Speaking at a recent Partners in Technology briefing, the Department of Premier and Cabinet's deputy director general Ross Musgrove told attendees he thought the state had been “spectacularly unsuccessful” in pushing through IT reforms in recent years.
“We have got through some great reforms [in other areas]. The health system functions. Trains run on time. Crime is down," he said.
“A lot of big things are happening almost in spite of major IT reforms not having taken place.”
He urged the government to pick up its pace in implementing the technology-related recommendations contained with the state's 2012 commission of audit - a job he said the government was only 25 percent of the way through two years on.
“The next few years will be absolutely dependant on people in this room and the people in [the Department of Science, IT, innovation and the Arts]. If we're going to take the next quantum leap in terms of customer service, then we're going to need everyone's help,” he told the Brisbane crowd.
The state’s central IT functions, located inside DSITIA, have been forced to deal with their fair share of internal turmoil and personnel changes since the Newman government took power and promised to overhaul the way the government uses technology.
Late in the LNP’s first term, however, Musgrove said he is still “butting up against brick walls” because the IT foundations are simply not there to support what the commission of audit implementation team wants to achieve.

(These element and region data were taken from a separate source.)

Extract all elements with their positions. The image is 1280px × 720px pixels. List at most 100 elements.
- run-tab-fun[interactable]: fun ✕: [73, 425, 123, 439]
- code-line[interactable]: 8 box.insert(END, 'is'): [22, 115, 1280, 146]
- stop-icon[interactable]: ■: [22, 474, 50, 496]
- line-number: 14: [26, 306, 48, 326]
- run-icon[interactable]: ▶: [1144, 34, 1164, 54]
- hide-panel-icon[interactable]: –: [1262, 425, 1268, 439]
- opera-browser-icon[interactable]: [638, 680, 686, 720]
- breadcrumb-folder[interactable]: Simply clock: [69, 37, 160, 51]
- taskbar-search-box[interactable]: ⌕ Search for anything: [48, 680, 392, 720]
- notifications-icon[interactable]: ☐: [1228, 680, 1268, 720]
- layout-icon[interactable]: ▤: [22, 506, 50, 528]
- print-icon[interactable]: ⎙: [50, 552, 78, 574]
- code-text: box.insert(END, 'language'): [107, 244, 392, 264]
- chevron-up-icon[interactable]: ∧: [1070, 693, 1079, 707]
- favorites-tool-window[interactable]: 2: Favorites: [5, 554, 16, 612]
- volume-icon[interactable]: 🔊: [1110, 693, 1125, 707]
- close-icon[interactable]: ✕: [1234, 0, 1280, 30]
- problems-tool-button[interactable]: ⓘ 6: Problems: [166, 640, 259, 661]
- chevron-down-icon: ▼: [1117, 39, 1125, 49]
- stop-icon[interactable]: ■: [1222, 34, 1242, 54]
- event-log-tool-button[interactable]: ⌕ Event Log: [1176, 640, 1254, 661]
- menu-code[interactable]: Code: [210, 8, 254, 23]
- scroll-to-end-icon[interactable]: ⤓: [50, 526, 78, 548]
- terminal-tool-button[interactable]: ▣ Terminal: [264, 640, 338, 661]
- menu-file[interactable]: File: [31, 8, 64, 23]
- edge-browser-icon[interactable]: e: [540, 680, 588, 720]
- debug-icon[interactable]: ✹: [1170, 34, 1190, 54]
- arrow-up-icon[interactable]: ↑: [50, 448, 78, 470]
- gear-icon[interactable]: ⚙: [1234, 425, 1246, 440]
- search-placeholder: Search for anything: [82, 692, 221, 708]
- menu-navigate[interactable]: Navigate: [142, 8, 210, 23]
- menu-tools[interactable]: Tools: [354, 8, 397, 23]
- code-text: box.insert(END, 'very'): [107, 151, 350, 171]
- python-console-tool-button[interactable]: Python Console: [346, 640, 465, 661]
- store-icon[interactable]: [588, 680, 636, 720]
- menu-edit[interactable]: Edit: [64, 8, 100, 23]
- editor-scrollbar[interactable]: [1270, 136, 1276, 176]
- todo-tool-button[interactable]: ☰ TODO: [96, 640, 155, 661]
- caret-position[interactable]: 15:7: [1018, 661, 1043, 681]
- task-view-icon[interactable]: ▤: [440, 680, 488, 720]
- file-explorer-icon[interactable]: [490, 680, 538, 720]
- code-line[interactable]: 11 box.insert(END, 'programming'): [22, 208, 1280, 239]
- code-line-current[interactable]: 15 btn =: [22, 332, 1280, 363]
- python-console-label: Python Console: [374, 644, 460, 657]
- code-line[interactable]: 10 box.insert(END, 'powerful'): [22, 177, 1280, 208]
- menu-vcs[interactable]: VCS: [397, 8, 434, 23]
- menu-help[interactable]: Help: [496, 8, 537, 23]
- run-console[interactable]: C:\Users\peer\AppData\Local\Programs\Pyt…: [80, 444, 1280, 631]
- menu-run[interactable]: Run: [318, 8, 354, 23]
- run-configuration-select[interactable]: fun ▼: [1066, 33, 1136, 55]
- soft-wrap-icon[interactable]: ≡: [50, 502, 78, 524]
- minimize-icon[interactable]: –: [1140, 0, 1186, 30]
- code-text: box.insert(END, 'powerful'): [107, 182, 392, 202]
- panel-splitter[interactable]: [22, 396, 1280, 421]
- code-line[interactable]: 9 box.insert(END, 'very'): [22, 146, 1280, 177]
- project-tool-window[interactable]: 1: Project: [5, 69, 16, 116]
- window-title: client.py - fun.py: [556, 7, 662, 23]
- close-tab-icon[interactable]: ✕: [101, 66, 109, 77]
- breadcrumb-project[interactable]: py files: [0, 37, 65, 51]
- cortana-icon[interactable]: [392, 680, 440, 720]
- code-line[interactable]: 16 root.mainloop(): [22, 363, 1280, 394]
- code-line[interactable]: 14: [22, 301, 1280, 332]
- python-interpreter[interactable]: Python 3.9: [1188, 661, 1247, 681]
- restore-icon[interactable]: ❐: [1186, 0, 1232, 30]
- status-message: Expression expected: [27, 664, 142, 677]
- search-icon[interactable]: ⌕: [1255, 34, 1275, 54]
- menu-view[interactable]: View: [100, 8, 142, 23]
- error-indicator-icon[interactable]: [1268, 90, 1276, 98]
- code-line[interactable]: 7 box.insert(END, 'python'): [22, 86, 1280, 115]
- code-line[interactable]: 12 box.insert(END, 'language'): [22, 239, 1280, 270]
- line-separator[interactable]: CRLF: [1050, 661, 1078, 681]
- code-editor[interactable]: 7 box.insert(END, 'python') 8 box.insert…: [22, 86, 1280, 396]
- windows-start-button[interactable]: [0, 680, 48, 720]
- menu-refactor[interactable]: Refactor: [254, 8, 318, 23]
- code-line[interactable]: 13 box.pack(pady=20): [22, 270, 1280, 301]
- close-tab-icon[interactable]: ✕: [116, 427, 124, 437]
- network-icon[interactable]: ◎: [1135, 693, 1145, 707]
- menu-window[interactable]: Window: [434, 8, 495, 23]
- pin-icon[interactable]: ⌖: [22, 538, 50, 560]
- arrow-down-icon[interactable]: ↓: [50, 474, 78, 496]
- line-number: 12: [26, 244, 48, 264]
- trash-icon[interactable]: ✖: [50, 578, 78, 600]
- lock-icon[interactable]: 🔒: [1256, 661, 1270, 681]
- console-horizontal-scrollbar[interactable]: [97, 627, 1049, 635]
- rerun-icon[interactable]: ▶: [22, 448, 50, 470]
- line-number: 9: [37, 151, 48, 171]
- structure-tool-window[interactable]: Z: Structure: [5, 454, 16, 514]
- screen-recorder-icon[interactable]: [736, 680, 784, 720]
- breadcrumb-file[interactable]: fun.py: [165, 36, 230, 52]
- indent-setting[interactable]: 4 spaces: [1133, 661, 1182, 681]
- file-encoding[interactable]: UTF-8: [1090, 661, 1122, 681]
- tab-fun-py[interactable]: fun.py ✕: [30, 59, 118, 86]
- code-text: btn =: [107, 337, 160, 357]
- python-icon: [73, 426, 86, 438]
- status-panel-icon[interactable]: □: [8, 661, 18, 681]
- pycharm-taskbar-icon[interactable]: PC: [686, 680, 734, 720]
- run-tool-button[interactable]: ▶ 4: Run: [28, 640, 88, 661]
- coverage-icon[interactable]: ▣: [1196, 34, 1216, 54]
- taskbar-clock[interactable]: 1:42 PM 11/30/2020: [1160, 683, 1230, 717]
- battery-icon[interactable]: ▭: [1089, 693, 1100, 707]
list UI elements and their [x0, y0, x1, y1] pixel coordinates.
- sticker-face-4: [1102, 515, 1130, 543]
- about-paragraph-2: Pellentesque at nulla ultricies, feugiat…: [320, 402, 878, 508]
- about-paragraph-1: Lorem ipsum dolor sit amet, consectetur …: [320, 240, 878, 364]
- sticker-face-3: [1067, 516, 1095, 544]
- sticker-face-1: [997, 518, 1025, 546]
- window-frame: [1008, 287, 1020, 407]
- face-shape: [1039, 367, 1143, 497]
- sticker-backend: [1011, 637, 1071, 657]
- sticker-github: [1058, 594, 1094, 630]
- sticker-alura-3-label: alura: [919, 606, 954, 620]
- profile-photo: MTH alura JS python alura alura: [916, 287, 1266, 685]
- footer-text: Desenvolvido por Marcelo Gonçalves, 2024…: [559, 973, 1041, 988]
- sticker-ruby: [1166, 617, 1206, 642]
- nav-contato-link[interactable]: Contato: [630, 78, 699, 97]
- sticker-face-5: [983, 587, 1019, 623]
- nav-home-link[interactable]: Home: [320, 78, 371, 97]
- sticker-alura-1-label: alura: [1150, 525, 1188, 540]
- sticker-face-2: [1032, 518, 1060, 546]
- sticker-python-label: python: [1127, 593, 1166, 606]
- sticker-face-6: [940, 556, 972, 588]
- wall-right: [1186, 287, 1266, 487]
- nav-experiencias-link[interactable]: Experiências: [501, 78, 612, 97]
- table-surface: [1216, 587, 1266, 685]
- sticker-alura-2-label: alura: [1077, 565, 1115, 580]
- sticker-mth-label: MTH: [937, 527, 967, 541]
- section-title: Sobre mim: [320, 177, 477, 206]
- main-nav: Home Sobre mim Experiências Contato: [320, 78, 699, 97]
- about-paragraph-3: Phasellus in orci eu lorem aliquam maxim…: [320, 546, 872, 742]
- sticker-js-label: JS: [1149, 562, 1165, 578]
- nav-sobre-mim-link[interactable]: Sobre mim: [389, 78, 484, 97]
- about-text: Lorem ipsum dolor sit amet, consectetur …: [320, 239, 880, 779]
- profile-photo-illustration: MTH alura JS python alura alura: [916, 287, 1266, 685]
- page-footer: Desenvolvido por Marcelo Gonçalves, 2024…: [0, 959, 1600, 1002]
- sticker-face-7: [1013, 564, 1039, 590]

“We've had some successes in IT but I'm not going to pretend they’re even nearly enough.”
Musgrove repeated his push for the Queensland IT community to think laterally about customer needs before locking themselves into a costly legacy IT replacement cycle.
“Before just assuming that we have got to replace a legacy system - which is usually broken or about to fall over - we need to ask a fundamental question: what does the customer need?" he said.
“We are not fundamentally questioning whether that system is what the customer wants and whether it is delivering what they will need into the future."
He pointed to a handful of successful tech initiatives – like the Queensland Police’s use of iPads and the ‘Little IT’ app development program – but added that the government hadn't '"achieved what we should have achieved”.
A self-confessed recent convert to the enabling potential of IT, Musgrove said he now believes technology will be critical to the public sector surviving a “pincer movement” of a fast retiring public workforce and an ageing and increasingly government-dependent electorate.
“Do we find more innovative ways of delivering services that don't require as many staff? Digital technology has the potential to drive a new wave of service delivery improvement – and we have not even begun to harness this."